The reality is that most applications and websites don’t expose enough context about the what of what you’re actually doing for AIs to be able to meaningfully infer from natural language the steps required to complete a given task.
We humans are very good at filling in the blanks based on if we’re working in Photoshop or VS Code or Excel. We infer a lot of context from the specific files we’re working on or the particular client or even the files’ organization within the file system, or even what month or day it is.
I am skeptical that models will be able to replicate a complex workflow when there’s very little in the way of labels and UI controls even visible.
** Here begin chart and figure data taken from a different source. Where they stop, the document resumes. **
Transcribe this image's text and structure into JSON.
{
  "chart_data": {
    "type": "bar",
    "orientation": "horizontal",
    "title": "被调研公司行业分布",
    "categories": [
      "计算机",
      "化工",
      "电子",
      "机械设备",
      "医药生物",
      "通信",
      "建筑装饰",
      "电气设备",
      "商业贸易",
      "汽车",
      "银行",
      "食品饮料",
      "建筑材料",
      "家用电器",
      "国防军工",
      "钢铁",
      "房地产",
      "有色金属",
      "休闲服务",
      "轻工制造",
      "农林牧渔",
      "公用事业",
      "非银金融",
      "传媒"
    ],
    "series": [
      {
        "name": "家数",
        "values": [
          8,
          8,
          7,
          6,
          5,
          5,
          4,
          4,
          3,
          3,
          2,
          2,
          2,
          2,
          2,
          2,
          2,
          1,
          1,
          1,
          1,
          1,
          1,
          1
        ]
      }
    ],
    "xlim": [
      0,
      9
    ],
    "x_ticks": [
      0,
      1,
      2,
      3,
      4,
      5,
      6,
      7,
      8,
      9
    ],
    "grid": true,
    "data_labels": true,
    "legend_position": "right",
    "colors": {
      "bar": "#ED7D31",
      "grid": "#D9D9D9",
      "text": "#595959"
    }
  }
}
I know a weekly spreadsheet from a monthly and quarterly, etc. I know the minutiae about which options to use to generate the specific source reports, etc.
Workflows can be quite complex, no matter your role.
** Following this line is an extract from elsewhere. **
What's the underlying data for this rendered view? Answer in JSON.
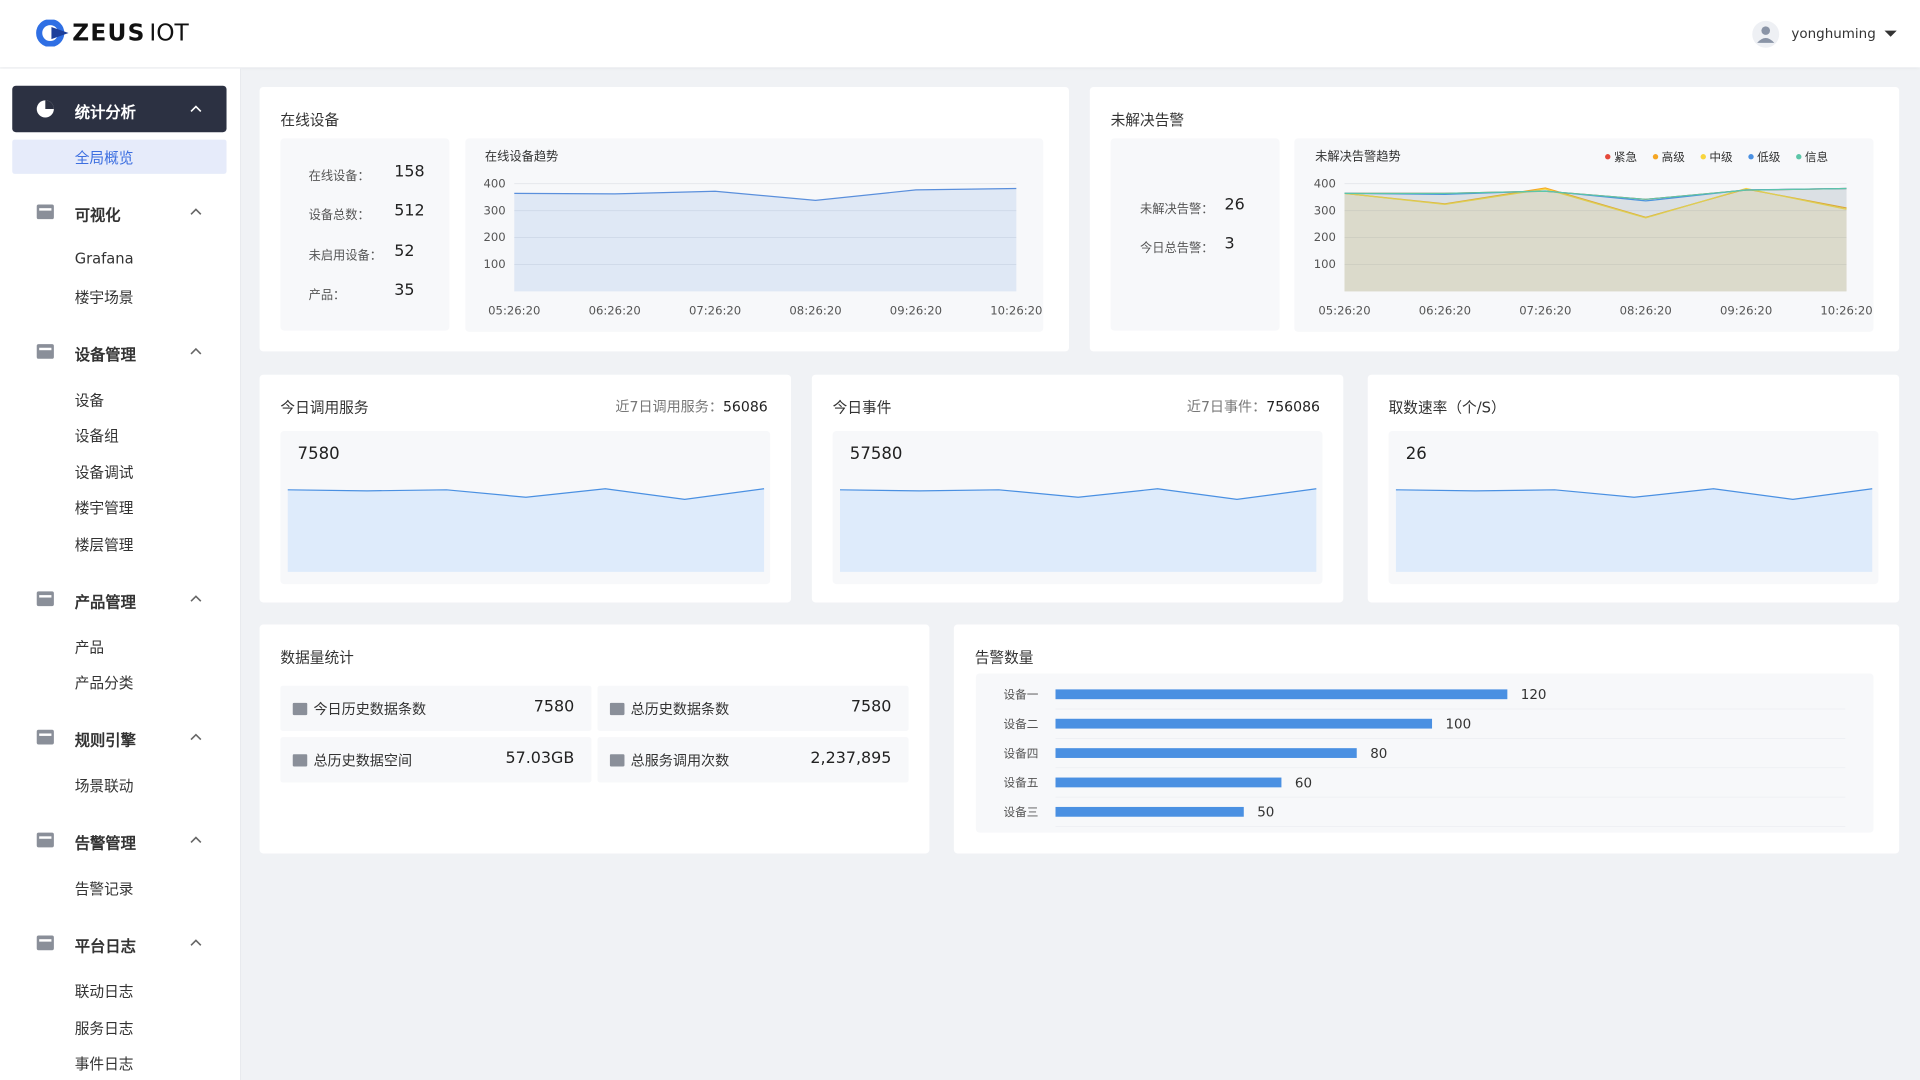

I mean I can just see it now: gift receipts being sent to the recipient before their birthday, internal draft proposals prematurely sent to clients, mixing up clients or commingling their data, overwriting or losing data; this whole thing just screams disaster. And I’m not even thinking about people involved with safety, or finance, or legal/regultory, or medical. Law enforcement?
This kind of thing can be done properly with well defined interfaces, common standards, and reasonable and prudent guardrails.
But it won’t be. It’ll be YOLOed on a paper thin training budget and it’ll be like your own little personal chaos monkey on ketamine.